Speed governors are frequently utilized with small commercial or industrial engines to maintain a substantially constant engine speed during varying load conditions. One common type of system is associated with the cam shaft of the engine and consists of a plurality of flyweights carried by a flyweight carrier mounted on the cam shaft. The flyweights are pivoted to the carrier in a manner such that centrifugal force acts to move the flyweights away from the axis of the cam shaft. Each flyweight includes an abutment or finger, which bears against the end of a spool that is mounted coaxially with the cam shaft. The spool is secured to the shaft in a manner such that it rotates with the shaft, but can slide axially with respect to the shaft.
Axial movement of the spool under the action of the flyweights is resisted by a fork which straddles the cam shaft and is spring biased into engagement with the opposite end of the spool.
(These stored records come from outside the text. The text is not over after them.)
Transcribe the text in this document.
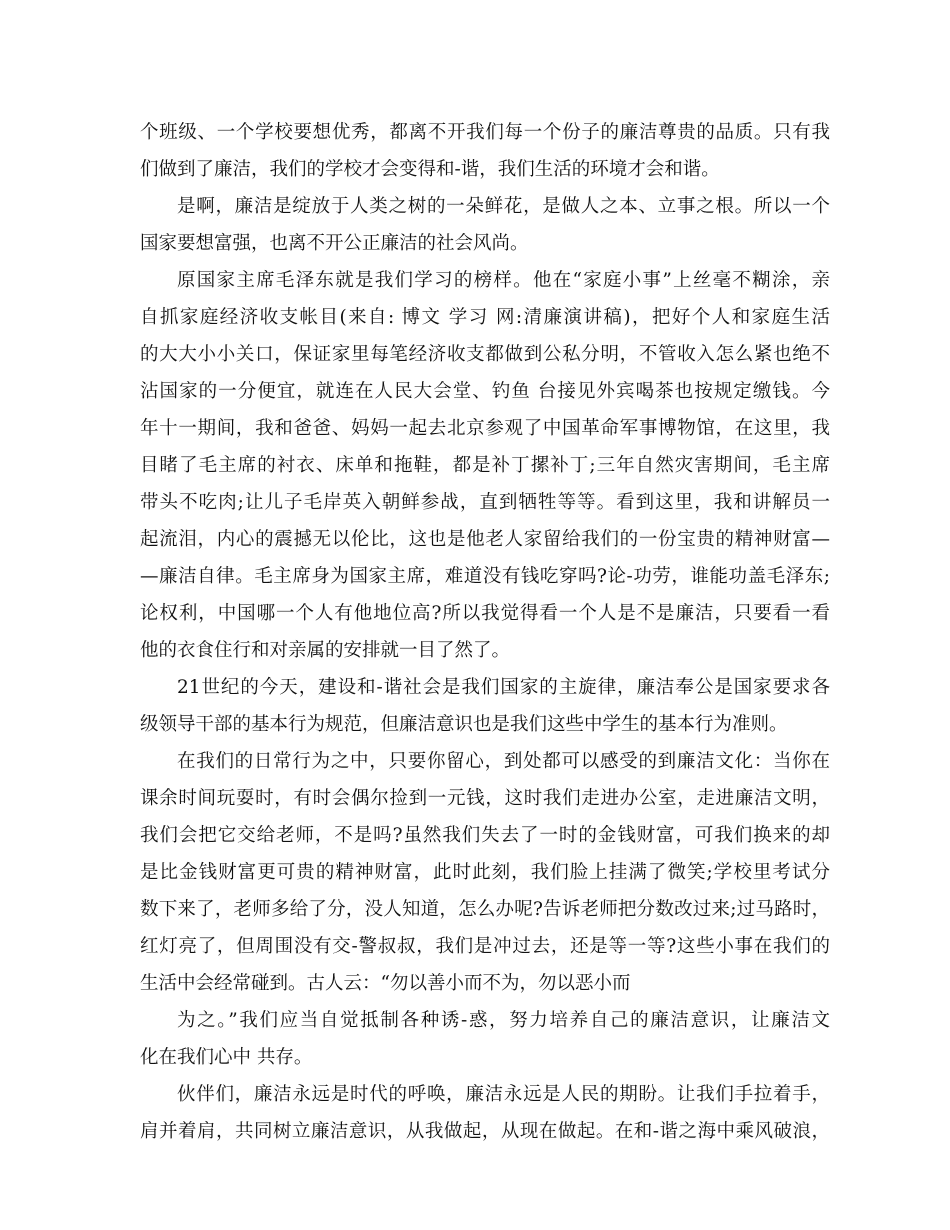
个班级、一个学校要想优秀，都离不开我们每一个份子的廉洁尊贵的品质。只有我
们做到了廉洁，我们的学校才会变得和-谐，我们生活的环境才会和谐。
是啊，廉洁是绽放于人类之树的一朵鲜花，是做人之本、立事之根。所以一个
国家要想富强，也离不开公正廉洁的社会风尚。
原国家主席毛泽东就是我们学习的榜样。他在“家庭小事”上丝毫不糊涂，亲
自抓家庭经济收支帐目(来自: 博文 学习 网:清廉演讲稿)，把好个人和家庭生活
的大大小小关口，保证家里每笔经济收支都做到公私分明，不管收入怎么紧也绝不
沾国家的一分便宜，就连在人民大会堂、钓鱼 台接见外宾喝茶也按规定缴钱。今
年十一期间，我和爸爸、妈妈一起去北京参观了中国革命军事博物馆，在这里，我
目睹了毛主席的衬衣、床单和拖鞋，都是补丁摞补丁;三年自然灾害期间，毛主席
带头不吃肉;让儿子毛岸英入朝鲜参战，直到牺牲等等。看到这里，我和讲解员一
起流泪，内心的震撼无以伦比，这也是他老人家留给我们的一份宝贵的精神财富—
—廉洁自律。毛主席身为国家主席，难道没有钱吃穿吗?论-功劳，谁能功盖毛泽东;
论权利，中国哪一个人有他地位高?所以我觉得看一个人是不是廉洁，只要看一看
他的衣食住行和对亲属的安排就一目了然了。
21世纪的今天，建设和-谐社会是我们国家的主旋律，廉洁奉公是国家要求各
级领导干部的基本行为规范，但廉洁意识也是我们这些中学生的基本行为准则。
在我们的日常行为之中，只要你留心，到处都可以感受的到廉洁文化：当你在
课余时间玩耍时，有时会偶尔捡到一元钱，这时我们走进办公室，走进廉洁文明，
我们会把它交给老师，不是吗?虽然我们失去了一时的金钱财富，可我们换来的却
是比金钱财富更可贵的精神财富，此时此刻，我们脸上挂满了微笑;学校里考试分
数下来了，老师多给了分，没人知道，怎么办呢?告诉老师把分数改过来;过马路时，
红灯亮了，但周围没有交-警叔叔，我们是冲过去，还是等一等?这些小事在我们的
生活中会经常碰到。古人云：“勿以善小而不为，勿以恶小而
为之。”我们应当自觉抵制各种诱-惑，努力培养自己的廉洁意识，让廉洁文
化在我们心中 共存。
伙伴们，廉洁永远是时代的呼唤，廉洁永远是人民的期盼。让我们手拉着手，
肩并着肩，共同树立廉洁意识，从我做起，从现在做起。在和-谐之海中乘风破浪，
The fork is secured to a rotatable rod or shaft which is operably connected to the throttle of the engine. With this arrangement, the biasing force of the spring acts in opposition to the centrifugal force on the flyweights to thereby maintain the engine speed relatively constant regardless of the load on the engine.
With the governing system as described above, the flyweights and spool both rotate with the cam shaft, so that there is no relative rotation between the members. However, as the engine speed changes, the flyweights tend to move radially relative to the spool as the centrifugal force exceeds the force of the biasing spring. This relative radial motion of the fly-weights, small as it is, is resisted by frictional forces. The spool does not move, therefore, until the difference between the centrifugal force and the biasing spring force exceeds the frictional forces.
It is desirable to reduce the frictional forces that resist movement of the flyweights and the spool, because they add and substract from the centrifugal force, depending on whether the flyweights are moving radially in or out. These frictional forces cause the governing system both to "hunt" up and down in speed and to hold an erratic speed.